Como dice el chascarrillo que corre como la pólvora por redes sociales, acompañando la foto de arriba, ‘por motivos obvios, ocultamos la identidad de la ‘fuente’ de los periodistas sanchistas que acudieron al Tribunal Supremo a repetir que no había sido Álvaro García Ortiz».
El juicio al fiscal general del Estado, que en la práctica es sólo fiscal general del marido de Begoña, ha quedado visto para sentencia para Álvaro García Ortiz.
También para el Gobierno Frankenstein y para el presumido Pedro Sánchez, quien el pasado domingo aseguraba en la portada de El País que es inocente y probablemente tendrá que tragarse un veredicto de culpable.
El presidente del tribunal, Andrés Martínez Arrieta, pronuncia el temido “visto para sentencia”, y la sala se vacía.
Sin embargo, la controversia en torno a García Ortiz acaba de entrar en su segundo acto.
Tras seis intensas sesiones que han contado con más de cuarenta testigos y un desfile de abogados y periodistas, el juicio sobre la supuesta filtración de un correo que admitía delitos fiscales y que involucra al novio de la presidenta madrileña, Isabel Díaz Ayuso, mantiene a España a la espera de una decisión histórica.
El eje central del caso radica en la célebre nota de prensa emitida por la Fiscalía en marzo de 2024.

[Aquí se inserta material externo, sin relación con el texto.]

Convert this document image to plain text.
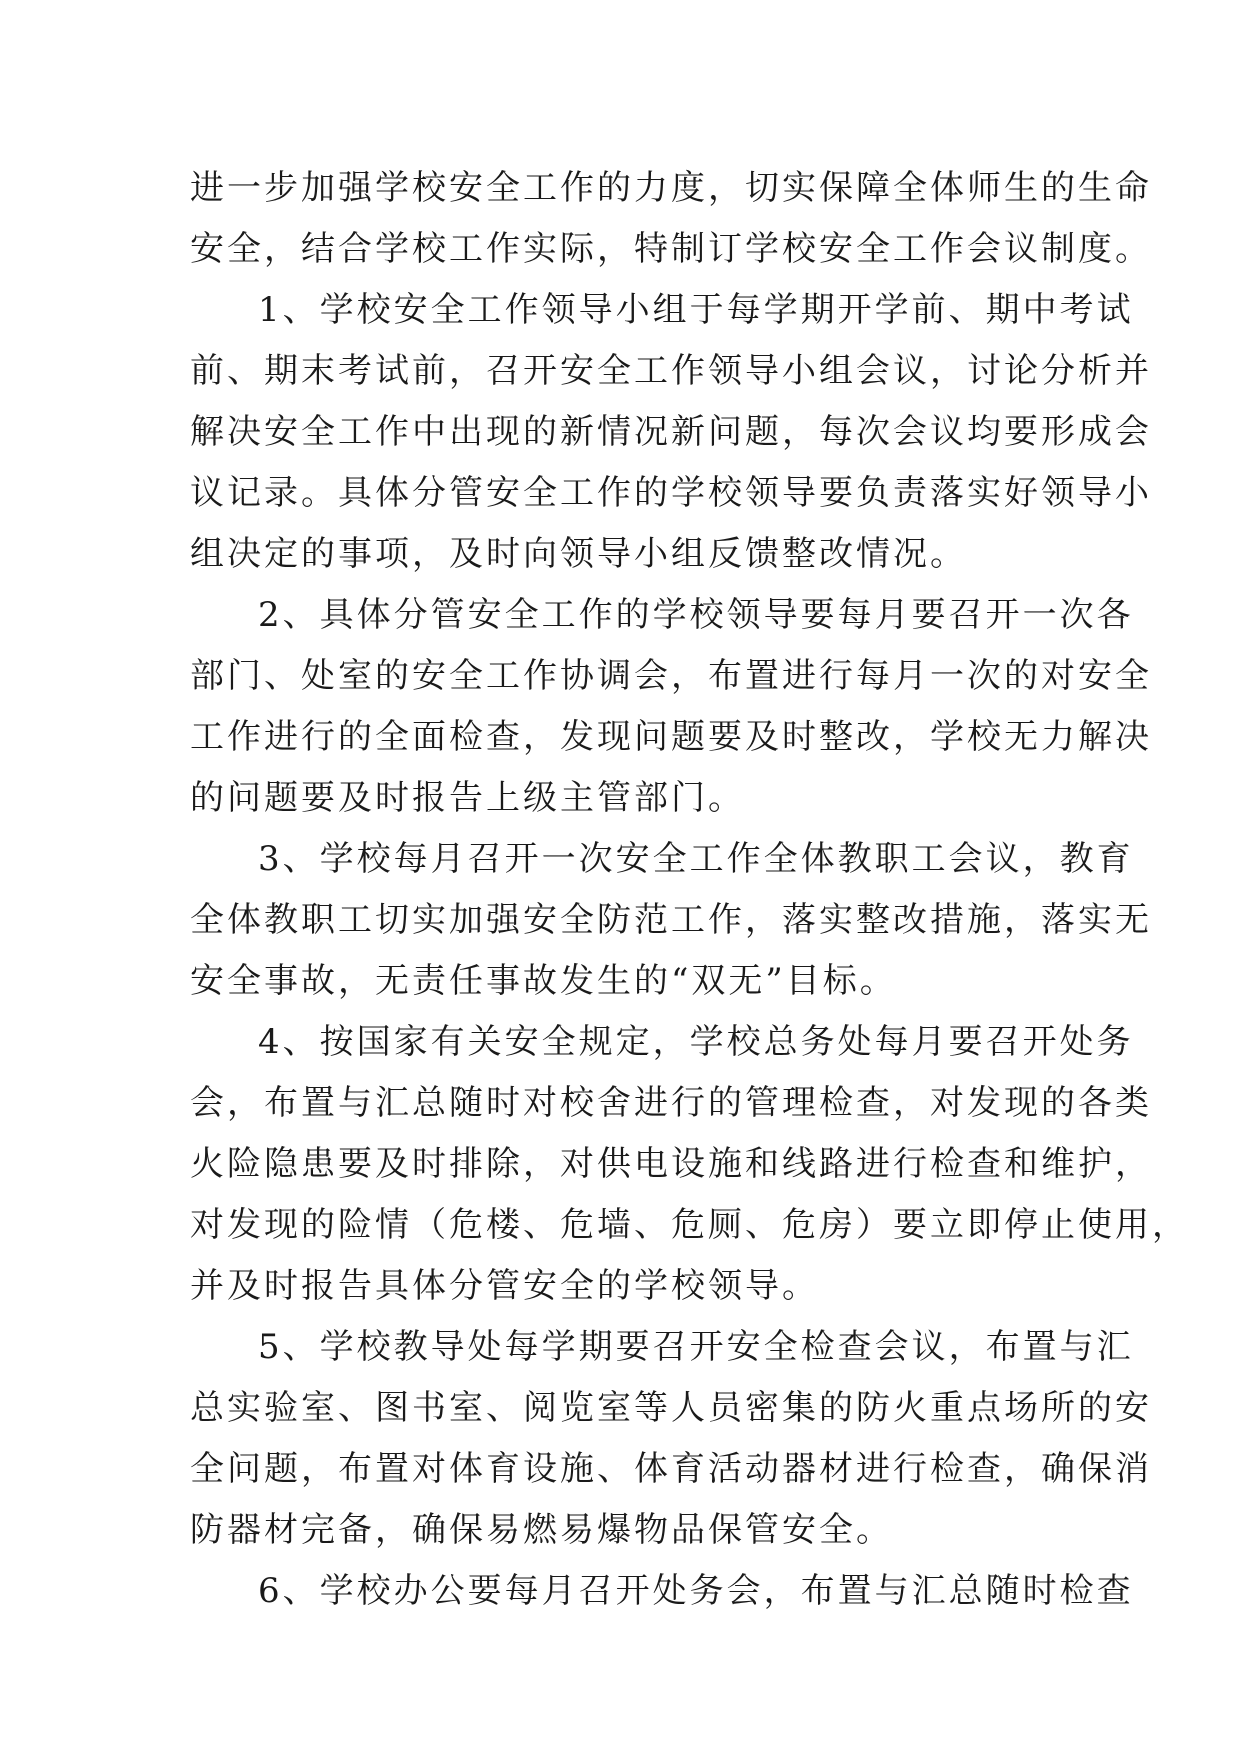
进一步加强学校安全工作的力度，切实保障全体师生的生命
安全，结合学校工作实际，特制订学校安全工作会议制度。
1、学校安全工作领导小组于每学期开学前、期中考试
前、期末考试前，召开安全工作领导小组会议，讨论分析并
解决安全工作中出现的新情况新问题，每次会议均要形成会
议记录。具体分管安全工作的学校领导要负责落实好领导小
组决定的事项，及时向领导小组反馈整改情况。
2、具体分管安全工作的学校领导要每月要召开一次各
部门、处室的安全工作协调会，布置进行每月一次的对安全
工作进行的全面检查，发现问题要及时整改，学校无力解决
的问题要及时报告上级主管部门。
3、学校每月召开一次安全工作全体教职工会议，教育
全体教职工切实加强安全防范工作，落实整改措施，落实无
安全事故，无责任事故发生的“双无”目标。
4、按国家有关安全规定，学校总务处每月要召开处务
会，布置与汇总随时对校舍进行的管理检查，对发现的各类
火险隐患要及时排除，对供电设施和线路进行检查和维护，
对发现的险情（危楼、危墙、危厕、危房）要立即停止使用，
并及时报告具体分管安全的学校领导。
5、学校教导处每学期要召开安全检查会议，布置与汇
总实验室、图书室、阅览室等人员密集的防火重点场所的安
全问题，布置对体育设施、体育活动器材进行检查，确保消
防器材完备，确保易燃易爆物品保管安全。
6、学校办公要每月召开处务会，布置与汇总随时检查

Según las acusaciones, este documento no solo reconoce el delito por parte del investigado, sino que lo hace “sellar institucionalmente”. En otras palabras, para los letrados que acusan, dicho comunicado se convierte en una “conducta delictiva” porque la confesión se hace pública antes incluso de que haya un procedimiento penal formal.

El debate sobre este comunicado es todo un compendio de derecho procesal con toques de teatro político. La defensa sostiene que la frenética actividad de García Ortiz aquella noche tenía como único objetivo “elaborar una nota de prensa que explicara lo sucedido realmente y hacerlo lo antes posible”, buscando frenar el relato mediático adverso hacia la Fiscalía. No obstante, las acusaciones opinan que este comunicado fue mucho más que una simple explicación: “No solo se comunica a los medios la existencia de un procedimiento penal; se afirma que es un delincuente confeso. Se emite una sentencia pública antes incluso de iniciar cualquier procedimiento penal”, argumentan los abogados de González Amador.

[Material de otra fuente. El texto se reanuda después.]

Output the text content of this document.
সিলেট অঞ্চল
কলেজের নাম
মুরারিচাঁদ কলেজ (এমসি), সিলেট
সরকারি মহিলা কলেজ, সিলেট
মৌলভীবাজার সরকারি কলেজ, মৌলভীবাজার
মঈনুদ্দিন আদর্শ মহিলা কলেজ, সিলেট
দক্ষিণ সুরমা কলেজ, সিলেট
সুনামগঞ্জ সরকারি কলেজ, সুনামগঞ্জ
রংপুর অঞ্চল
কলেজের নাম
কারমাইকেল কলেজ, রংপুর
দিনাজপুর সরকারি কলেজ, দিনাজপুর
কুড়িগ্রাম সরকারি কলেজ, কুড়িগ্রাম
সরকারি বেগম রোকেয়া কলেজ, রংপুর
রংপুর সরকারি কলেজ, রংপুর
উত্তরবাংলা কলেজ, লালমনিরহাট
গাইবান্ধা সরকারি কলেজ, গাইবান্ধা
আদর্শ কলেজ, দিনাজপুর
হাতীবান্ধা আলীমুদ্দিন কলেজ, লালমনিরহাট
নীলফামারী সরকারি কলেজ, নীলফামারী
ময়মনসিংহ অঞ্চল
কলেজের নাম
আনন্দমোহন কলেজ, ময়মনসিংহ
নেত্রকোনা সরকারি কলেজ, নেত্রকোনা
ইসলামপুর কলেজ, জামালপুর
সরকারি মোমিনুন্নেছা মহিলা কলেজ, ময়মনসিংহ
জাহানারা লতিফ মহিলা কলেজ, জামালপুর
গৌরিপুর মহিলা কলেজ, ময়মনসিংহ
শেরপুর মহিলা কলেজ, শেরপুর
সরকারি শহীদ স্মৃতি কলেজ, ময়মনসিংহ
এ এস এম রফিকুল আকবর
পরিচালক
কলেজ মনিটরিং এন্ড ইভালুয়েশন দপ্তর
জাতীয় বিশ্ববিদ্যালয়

Lejos de ser un mero instrumento informativo, el comunicado asume la forma de cuerpo del delito durante la instrucción. Para algunos, institucionalizar la confesión del investigado equivale a dictar sentencia desde el gabinete de prensa. Para otros, simplemente representa una reacción ante la avalancha informativa que golpeaba a la Fiscalía.
García Ortiz y la “versión desesperada”: el arte de culpar a Madrid
En un giro digno de cualquier guionista especializado en dramas judiciales, la defensa del fiscal general intenta una arriesgada maniobra: culpar a la Fiscalía de Madrid por las filtraciones y los errores procesales. “Probablemente ese fue el error del acusado”, reconocen entre susurros mientras critican la postura adoptada por Almudena Lastra, fiscal superior de Madrid, quien abogaba por actuar con calma. Sin embargo, García Ortiz optó por rapidez y contundencia; una decisión que sus críticos sostienen convirtió el caso en una “sentencia popular” ejecutada por los medios y los políticos.

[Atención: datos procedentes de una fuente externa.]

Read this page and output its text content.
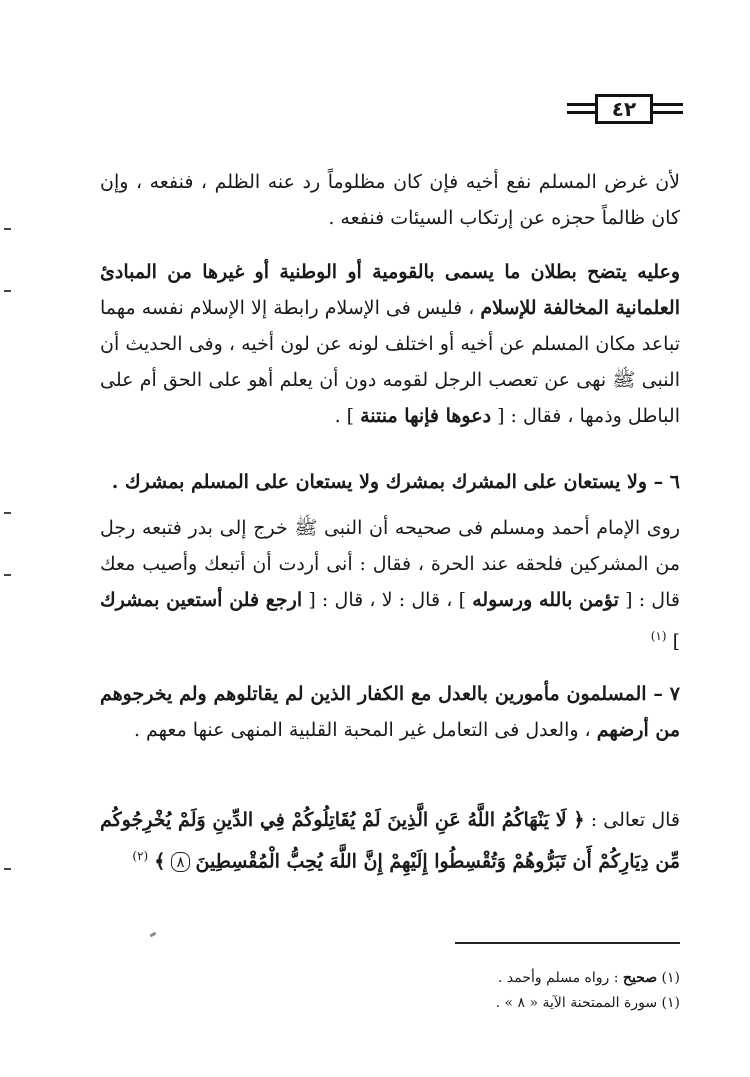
٤٢

لأن غرض المسلم نفع أخيه فإن كان مظلوماً رد عنه الظلم ، فنفعه ، وإن كان ظالماً حجزه عن إرتكاب السيئات فنفعه .

وعليه يتضح بطلان ما يسمى بالقومية أو الوطنية أو غيرها من المبادئ العلمانية المخالفة للإسلام ، فليس فى الإسلام رابطة إلا الإسلام نفسه مهما تباعد مكان المسلم عن أخيه أو اختلف لونه عن لون أخيه ، وفى الحديث أن النبى ﷺ نهى عن تعصب الرجل لقومه دون أن يعلم أهو على الحق أم على الباطل وذمها ، فقال : [ دعوها فإنها منتنة ] .

٦ – ولا يستعان على المشرك بمشرك ولا يستعان على المسلم بمشرك .

روى الإمام أحمد ومسلم فى صحيحه أن النبى ﷺ خرج إلى بدر فتبعه رجل من المشركين فلحقه عند الحرة ، فقال : أنى أردت أن أتبعك وأصيب معك قال : [ تؤمن بالله ورسوله ] ، قال : لا ، قال : [ ارجع فلن أستعين بمشرك ] $^{(١)}$

٧ – المسلمون مأمورين بالعدل مع الكفار الذين لم يقاتلوهم ولم يخرجوهم من أرضهم ، والعدل فى التعامل غير المحبة القلبية المنهى عنها معهم .

قال تعالى : ﴿ لَا يَنْهَاكُمُ اللَّهُ عَنِ الَّذِينَ لَمْ يُقَاتِلُوكُمْ فِي الدِّينِ وَلَمْ يُخْرِجُوكُم مِّن دِيَارِكُمْ أَن تَبَرُّوهُمْ وَتُقْسِطُوا إِلَيْهِمْ إِنَّ اللَّهَ يُحِبُّ الْمُقْسِطِينَ ٨ ﴾ $^{(٢)}$

(١) صحيح : رواه مسلم وأحمد .

(١) سورة الممتحنة الآية « ٨ » .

Las acusaciones particulares y populares —entre las cuales se encuentran el Ilustre Colegio de Abogados de Madrid, la Asociación Profesional e Independiente de Fiscales, Manos Limpias, Foro Libertad y Alternativa, Hazte Oír y Vox— han desgranado los indicios existentes, rechazando las alternativas presentadas por la defensa al considerarlas “inverosímiles”. Resulta “sorprendente” para ellas que los periodistas hayan tenido acceso a esta información antes que al fiscal general sin que hubiera publicación alguna o se sugiera que “incluso la señora encargada de limpiar” pudiera haber accedido al material.
El borrado de móviles: una prueba clave con aroma digital
Sin duda alguna, lo que ha encendido los ánimos durante la última jornada del juicio ha sido el borrado selectivo realizado en los móviles de García Ortiz. Justo cuando el Supremo decide juzgarlo, este borra sus dispositivos. Las acusaciones consideran este hecho como una “prueba clave” y lo califican como un “indicio cualificado” para condenarle. Un letrado perteneciente a la APIF señala que esta eliminación debe entenderse como prueba relevante; mientras tanto, el abogado del Ilustre Colegio destaca que “una cosa es que ocultarse no sea punible y otra muy distinta es pensar que borrar no deja huella procesal”.
Este detalle no es baladí: en tiempos donde reina la transparencia digital, borrar rastro justo cuando comienza una causa judicial puede interpretarse como intento encubridora. Y en este juicio cada gesto tiene consecuencias políticas y judiciales.